Bütün herkesin görüşleri dikkate alınarak bu sorun çözüme ulaştırılacaktır. Bunu görmezden gelemeyiz."
Kimi CHP milletvekilleri ise, Başbakan'ın demokrasi kültürümüz açısından son derece pozitif olan bu mütevazı açıklamayı yaptığı saatlerde sosyal medyada ergen troller gibi "nasıl ezdik ama" naraları atıyorlardı.
Üstelik aralarında, aylar önce bu tasarının neden çıkması gerektiğine dair ateşli konuşmalar yapan CHP'li vekiller de vardı!
Ne büyük zavallılık değil mi?
AK Parti ve MHP tabanıyla reflekslerini birleştirip sağduyulu şekilde itirazlarını dile getiren, üstelik sonuç da alan CHP seçmeni bu çiğliği hak etmiyor.
***
Trump çıplak krallara karşı
Muhalefete yerleşip onu işlevsiz bırakarak kargaşaya neden olan parazitler, elbette sadece Türkiye'nin sorunu değil.

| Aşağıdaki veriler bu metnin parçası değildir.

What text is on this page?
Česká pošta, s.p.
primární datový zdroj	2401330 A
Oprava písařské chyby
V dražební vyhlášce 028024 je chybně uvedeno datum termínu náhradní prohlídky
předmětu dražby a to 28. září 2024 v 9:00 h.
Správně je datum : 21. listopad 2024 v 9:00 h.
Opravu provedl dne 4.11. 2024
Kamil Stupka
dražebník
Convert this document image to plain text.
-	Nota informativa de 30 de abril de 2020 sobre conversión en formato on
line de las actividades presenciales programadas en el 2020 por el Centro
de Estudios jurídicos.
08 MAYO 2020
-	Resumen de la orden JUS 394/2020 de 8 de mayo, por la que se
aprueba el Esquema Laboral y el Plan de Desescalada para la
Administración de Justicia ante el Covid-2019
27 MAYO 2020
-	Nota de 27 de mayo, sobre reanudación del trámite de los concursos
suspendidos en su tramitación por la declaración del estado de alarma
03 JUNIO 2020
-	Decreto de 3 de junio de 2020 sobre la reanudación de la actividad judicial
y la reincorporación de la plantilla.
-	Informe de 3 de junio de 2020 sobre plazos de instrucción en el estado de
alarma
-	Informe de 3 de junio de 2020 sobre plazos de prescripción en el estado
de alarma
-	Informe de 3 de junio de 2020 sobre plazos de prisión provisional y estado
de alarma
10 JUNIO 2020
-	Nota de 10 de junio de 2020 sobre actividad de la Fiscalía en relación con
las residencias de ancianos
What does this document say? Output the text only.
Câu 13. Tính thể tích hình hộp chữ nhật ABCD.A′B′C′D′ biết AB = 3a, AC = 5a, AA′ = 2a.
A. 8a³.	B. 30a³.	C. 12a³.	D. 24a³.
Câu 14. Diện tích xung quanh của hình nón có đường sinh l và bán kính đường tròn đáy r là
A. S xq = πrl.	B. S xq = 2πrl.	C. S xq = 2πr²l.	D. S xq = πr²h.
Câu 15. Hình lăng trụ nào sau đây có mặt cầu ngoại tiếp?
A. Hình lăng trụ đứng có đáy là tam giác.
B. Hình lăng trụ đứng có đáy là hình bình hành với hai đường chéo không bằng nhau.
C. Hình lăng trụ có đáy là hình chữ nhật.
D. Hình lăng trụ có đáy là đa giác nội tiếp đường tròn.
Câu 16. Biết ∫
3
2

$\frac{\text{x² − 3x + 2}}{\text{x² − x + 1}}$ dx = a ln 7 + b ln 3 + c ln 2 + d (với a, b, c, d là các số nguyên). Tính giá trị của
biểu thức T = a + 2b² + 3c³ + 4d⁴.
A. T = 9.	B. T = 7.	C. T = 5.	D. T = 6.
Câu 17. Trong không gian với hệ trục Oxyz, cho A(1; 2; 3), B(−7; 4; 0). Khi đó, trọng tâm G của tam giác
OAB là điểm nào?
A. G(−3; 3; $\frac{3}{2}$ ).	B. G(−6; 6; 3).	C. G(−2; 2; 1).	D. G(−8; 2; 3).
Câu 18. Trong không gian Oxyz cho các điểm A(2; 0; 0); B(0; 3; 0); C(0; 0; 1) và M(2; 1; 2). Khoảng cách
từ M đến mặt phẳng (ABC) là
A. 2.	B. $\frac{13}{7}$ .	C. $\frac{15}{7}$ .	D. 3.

Ama sevindirici olan dünyanın her yerinde bu asalakların maskelerinin teker teker düşmesi.
Kurumların egemenliğine karşı bireyin yanında konumlanan siyasi liderlerin iş başına geldiği ülkelerde bu deşifre süreci daha hızlı yaşanıyor.
Tıpkı geçtiğimiz gün gazete temsilcilerini toplayan ABD'nin yeni Başkanı Trump'ın, halkın iradesine açıktan tavır alan New York Times'ın "yüzüne" muhalif değil sabotajcı olduklarını öyle "dümdüz" söyleyivermesi gibi.